Date Published: June 12, 2019
Publisher: Public Library of Science
Author(s): Ryohei Miyazaki, Sumio Hoka, Ken Yamaura, Akshay Chauhan.
Previous studies suggest that lower BMI is a risk factor for intraoperative core hypothermia. Adipose tissue has a high insulation effect and is one of the major explanatory factors of core hypothermia. Accordingly, determining the respective influence of visceral and subcutaneous fat on changes in core temperature during laparoscopic surgery is of considerable interest.
We performed a prospective study of 104 consecutive donors who underwent laparoscopic nephrectomy. Temperature data were collected from anesthesia records. Visceral and subcutaneous fat were calculated by computed tomography (CT) or ultrasound. For ultrasound measurements, preperitoneal fat thickness was used as an index of visceral fat. Multiple linear regression analysis was performed at 30, 60, and 120 minutes after the surgical incision to identify the predictive factors of body temperature change. The potential explanatory valuables were age, sex, BMI, visceral fat, and subcutaneous fat.
BMI (β = 0.010, 95%CI: 0.001–0.019, p = 0.033) and waist-to-hip ratio (β = 0.424, 95%CI: 0.065–0.782, p = 0.021) were associated with increased core temperature at 30 minutes after the surgical incision. Ultrasound measured-preperitoneal fat was significantly associated with increased core temperature at 30 and 60 minutes after the surgical incision (β = 0.012, 95%CI: 0.003–0.021, p = 0.009 and β = 0.013, 95%CI: 0.002–0.024, p = 0.026). CT-measured visceral fat was also associated with increased core temperature at 30 minutes after the surgical incision (β = 0.005, 95%CI: 0.000–0.010, p = 0.046). Conversely, subcutaneous fat was not associated with intraoperative core temperature. Male sex and younger age were associated with lower intraoperative core temperature.
Visceral fat protects against core temperature decrease during laparoscopic donor nephrectomy.
Inadvertent hypothermia is a common intraoperative complication. Hypothermia can lead to adverse patient outcomes, including shivering, increased blood loss and transfusion[1,2], surgical site infection, and reduced clearance of various drugs. These complications may lead to higher mortality rates and longer hospital stays.
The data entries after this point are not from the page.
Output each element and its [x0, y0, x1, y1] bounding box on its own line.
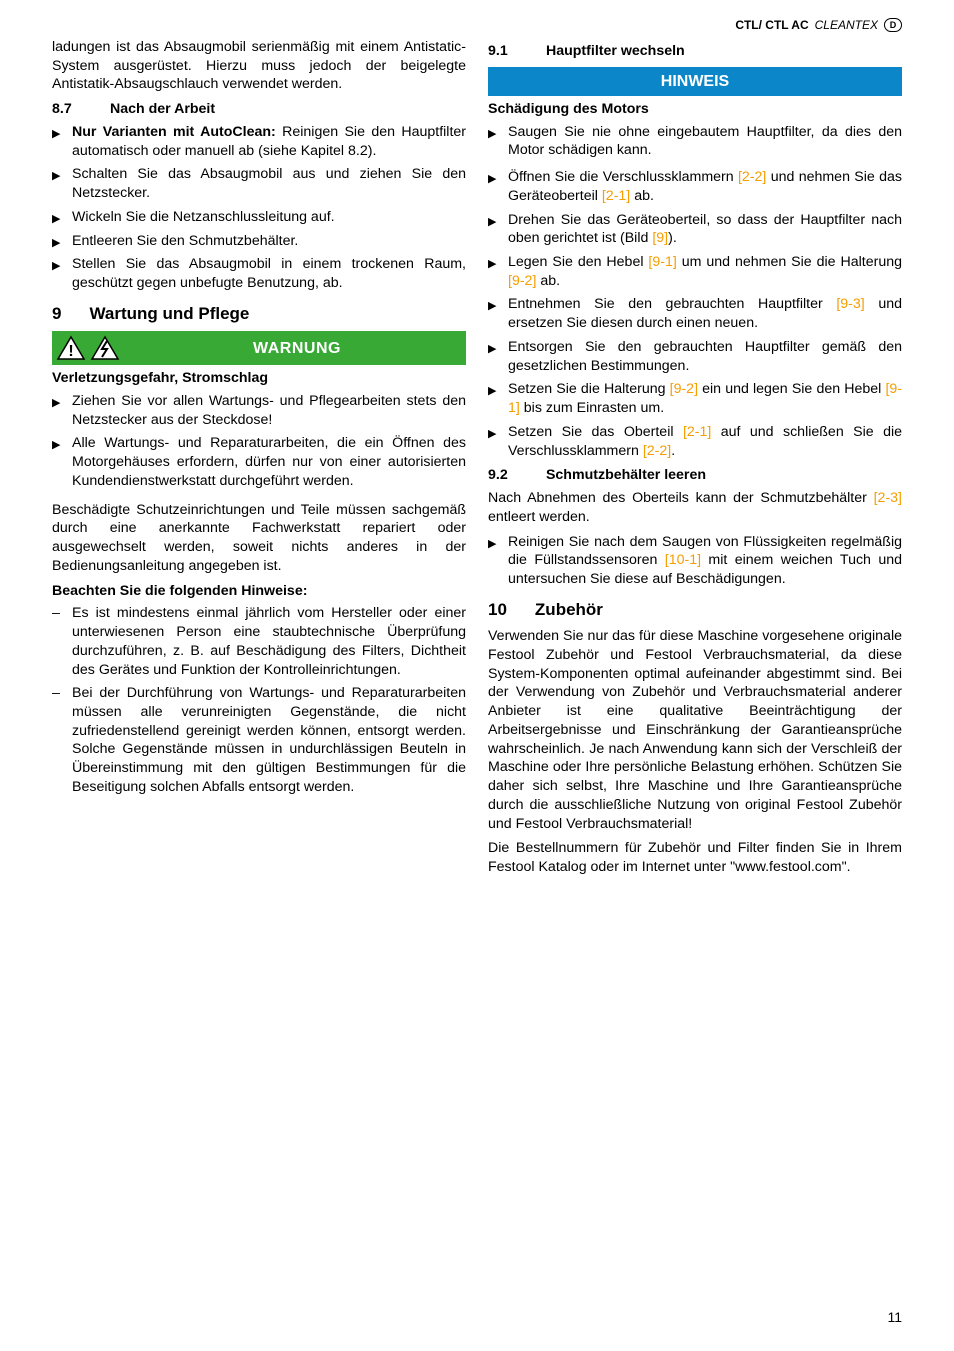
section-num: 8.7 — [52, 100, 106, 119]
section-9-2-title: 9.2 Schmutzbehälter leeren — [488, 466, 902, 485]
paragraph: Die Bestellnummern für Zubehör und Filte… — [488, 839, 902, 876]
section-label: Wartung und Pflege — [89, 303, 249, 325]
bullet-icon — [52, 232, 64, 251]
section-label: Zubehör — [535, 599, 603, 621]
warning-box: ! WARNUNG Verletzungsgefahr, Stromschlag… — [52, 331, 466, 490]
ref-link: [2-2] — [738, 169, 766, 185]
ref-link: [2-1] — [602, 188, 630, 204]
ref-link: [2-1] — [683, 424, 711, 440]
bullet-icon — [488, 295, 500, 332]
list-item: Stellen Sie das Absaugmobil in einem tro… — [72, 255, 466, 292]
shock-triangle-icon — [90, 335, 120, 361]
page-number: 11 — [887, 1309, 902, 1325]
list-item: Entsorgen Sie den gebrauchten Hauptfilte… — [508, 338, 902, 375]
hinweis-label: HINWEIS — [661, 71, 729, 92]
warning-header: ! WARNUNG — [52, 331, 466, 365]
warning-label: WARNUNG — [128, 338, 466, 359]
left-column: ladungen ist das Absaugmobil serienmäßig… — [52, 38, 466, 883]
warning-icons: ! — [52, 335, 120, 361]
list-item: Alle Wartungs- und Reparaturarbeiten, di… — [72, 434, 466, 490]
section-9-2-list: Reinigen Sie nach dem Saugen von Flüssig… — [488, 533, 902, 589]
section-num: 10 — [488, 599, 507, 621]
ref-link: [10-1] — [665, 552, 701, 568]
section-label: Nach der Arbeit — [110, 101, 215, 117]
hinweis-list: Saugen Sie nie ohne eingebautem Hauptfil… — [488, 123, 902, 160]
bullet-icon — [488, 123, 500, 160]
bullet-icon — [488, 338, 500, 375]
bullet-icon — [488, 168, 500, 205]
section-8-7-title: 8.7 Nach der Arbeit — [52, 100, 466, 119]
warning-list: Ziehen Sie vor allen Wartungs- und Pfleg… — [52, 392, 466, 491]
page-header: CTL/ CTL AC CLEANTEX D — [735, 18, 902, 32]
bullet-icon — [488, 533, 500, 589]
svg-text:!: ! — [68, 343, 73, 360]
list-item: Reinigen Sie nach dem Saugen von Flüssig… — [508, 533, 902, 589]
dash-icon — [52, 684, 64, 796]
section-num: 9.2 — [488, 466, 542, 485]
ref-link: [2-2] — [643, 443, 671, 459]
ref-link: [9-2] — [670, 381, 698, 397]
paragraph: Verwenden Sie nur das für diese Maschine… — [488, 627, 902, 833]
content-columns: ladungen ist das Absaugmobil serienmäßig… — [52, 38, 902, 883]
section-10-heading: 10 Zubehör — [488, 599, 902, 621]
list-item: Wickeln Sie die Netzanschlussleitung auf… — [72, 208, 466, 227]
list-item: Ziehen Sie vor allen Wartungs- und Pfleg… — [72, 392, 466, 429]
list-item: Entnehmen Sie den gebrauchten Hauptfilte… — [508, 295, 902, 332]
bullet-icon — [52, 392, 64, 429]
section-9-1-title: 9.1 Hauptfilter wechseln — [488, 42, 902, 61]
note-list: Es ist mindestens einmal jährlich vom He… — [52, 604, 466, 796]
paragraph: Beschädigte Schutzeinrichtungen und Teil… — [52, 501, 466, 576]
list-item: Öffnen Sie die Verschlussklammern [2-2] … — [508, 168, 902, 205]
list-item: Schalten Sie das Absaugmobil aus und zie… — [72, 165, 466, 202]
bullet-icon — [52, 208, 64, 227]
ref-link: [9] — [652, 230, 668, 246]
list-item: Entleeren Sie den Schmutzbehälter. — [72, 232, 466, 251]
bullet-icon — [52, 255, 64, 292]
dash-icon — [52, 604, 64, 679]
bullet-icon — [52, 165, 64, 202]
bullet-icon — [488, 253, 500, 290]
header-model-italic: CLEANTEX — [815, 18, 878, 32]
right-column: 9.1 Hauptfilter wechseln HINWEIS Schädig… — [488, 38, 902, 883]
list-item: Drehen Sie das Geräteoberteil, so dass d… — [508, 211, 902, 248]
list-item: Legen Sie den Hebel [9-1] um und nehmen … — [508, 253, 902, 290]
list-item: Bei der Durchführung von Wartungs- und R… — [72, 684, 466, 796]
paragraph: Nach Abnehmen des Oberteils kann der Sch… — [488, 489, 902, 526]
ref-link: [9-2] — [508, 273, 536, 289]
section-label: Hauptfilter wechseln — [546, 43, 685, 59]
list-item: Es ist mindestens einmal jährlich vom He… — [72, 604, 466, 679]
list-item: Saugen Sie nie ohne eingebautem Hauptfil… — [508, 123, 902, 160]
ref-link: [9-3] — [836, 296, 864, 312]
list-item: Setzen Sie das Oberteil [2-1] auf und sc… — [508, 423, 902, 460]
hinweis-header: HINWEIS — [488, 67, 902, 96]
bullet-icon — [488, 423, 500, 460]
ref-link: [9-1] — [648, 254, 676, 270]
bullet-icon — [52, 123, 64, 160]
bullet-icon — [488, 380, 500, 417]
bullet-icon — [488, 211, 500, 248]
header-model-bold: CTL/ CTL AC — [735, 18, 808, 32]
list-item: Nur Varianten mit AutoClean: Reinigen Si… — [72, 123, 466, 160]
warning-triangle-icon: ! — [56, 335, 86, 361]
intro-paragraph: ladungen ist das Absaugmobil serienmäßig… — [52, 38, 466, 94]
bullet-icon — [52, 434, 64, 490]
section-num: 9 — [52, 303, 61, 325]
note-heading: Beachten Sie die folgenden Hinweise: — [52, 582, 466, 601]
hinweis-box: HINWEIS Schädigung des Motors Saugen Sie… — [488, 67, 902, 160]
ref-link: [2-3] — [874, 490, 902, 506]
list-item: Setzen Sie die Halterung [9-2] ein und l… — [508, 380, 902, 417]
steps-list: Öffnen Sie die Verschlussklammern [2-2] … — [488, 168, 902, 460]
hinweis-subtitle: Schädigung des Motors — [488, 100, 902, 119]
lang-badge: D — [884, 18, 902, 32]
warning-subtitle: Verletzungsgefahr, Stromschlag — [52, 369, 466, 388]
section-num: 9.1 — [488, 42, 542, 61]
section-8-7-list: Nur Varianten mit AutoClean: Reinigen Si… — [52, 123, 466, 293]
section-9-heading: 9 Wartung und Pflege — [52, 303, 466, 325]
section-label: Schmutzbehälter leeren — [546, 467, 706, 483]
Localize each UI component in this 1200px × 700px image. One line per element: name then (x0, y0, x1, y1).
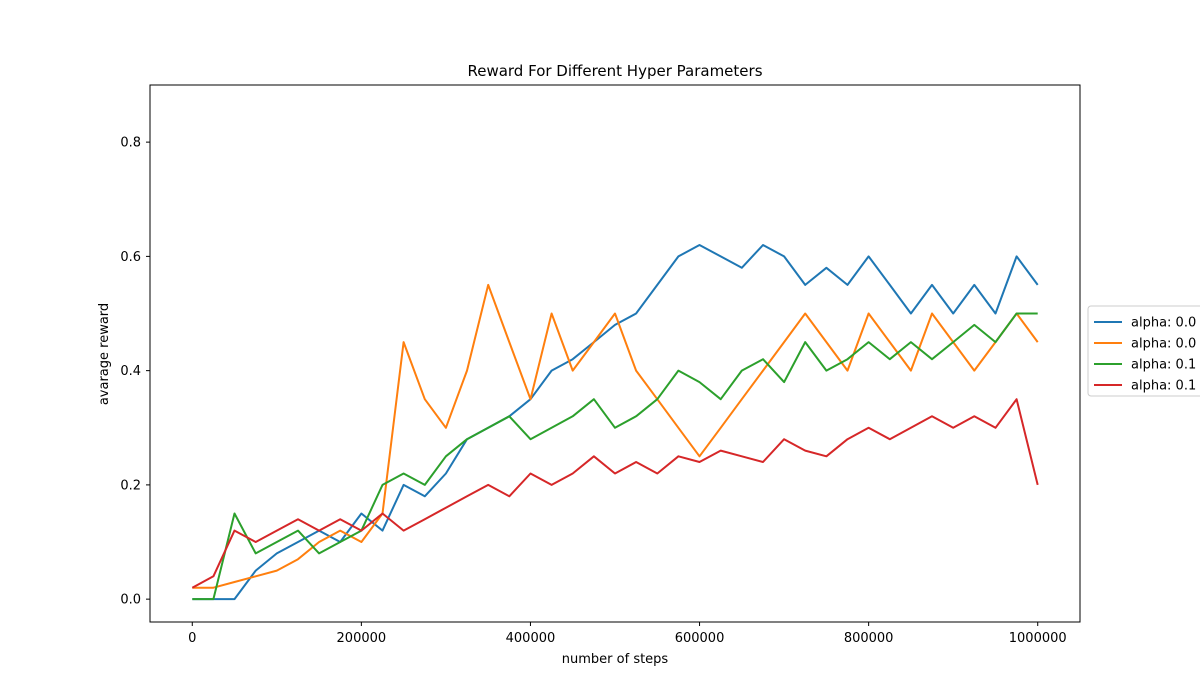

This clinical trial was approved by the Ethical Committee for Clinical Studies of the Kyushu University School of Medicine, and was prospectively registered at UMIN Clinical Trial Registry (UMIN000019276). One-hundred-and-twenty patients scheduled for donor nephrectomy were enrolled. All surgeries were performed through the transperitoneal approach in the left renal position. Written informed consent was obtained from each patient prior to participation in this study. Patients with cardiovascular disease, peripheral vascular disease, preoperative hypo- or hyperthermia, an age of 70 years or older, American Society of Anesthesiologists Physical Status classification (ASA-PS) > 2, autonomic disorder, or thyroid disease were excluded. Patients undergoing emergency surgery were also excluded.
Baseline characteristics and perioperative variables of the study participants are shown in Table 1. All surgeries were completed as scheduled. All patients were classified as ASA-PS class 1 or 2. No patient required a blood transfusion, and no surgical site infections occurred. Changes in body temperature are shown in Fig 3. Core temperature decreased for about 1 hour after the surgical incision, and subsequently increased.
The current study showed that visceral fat, but not subcutaneous fat, was strongly associated with core temperature change during laparoscopic surgery.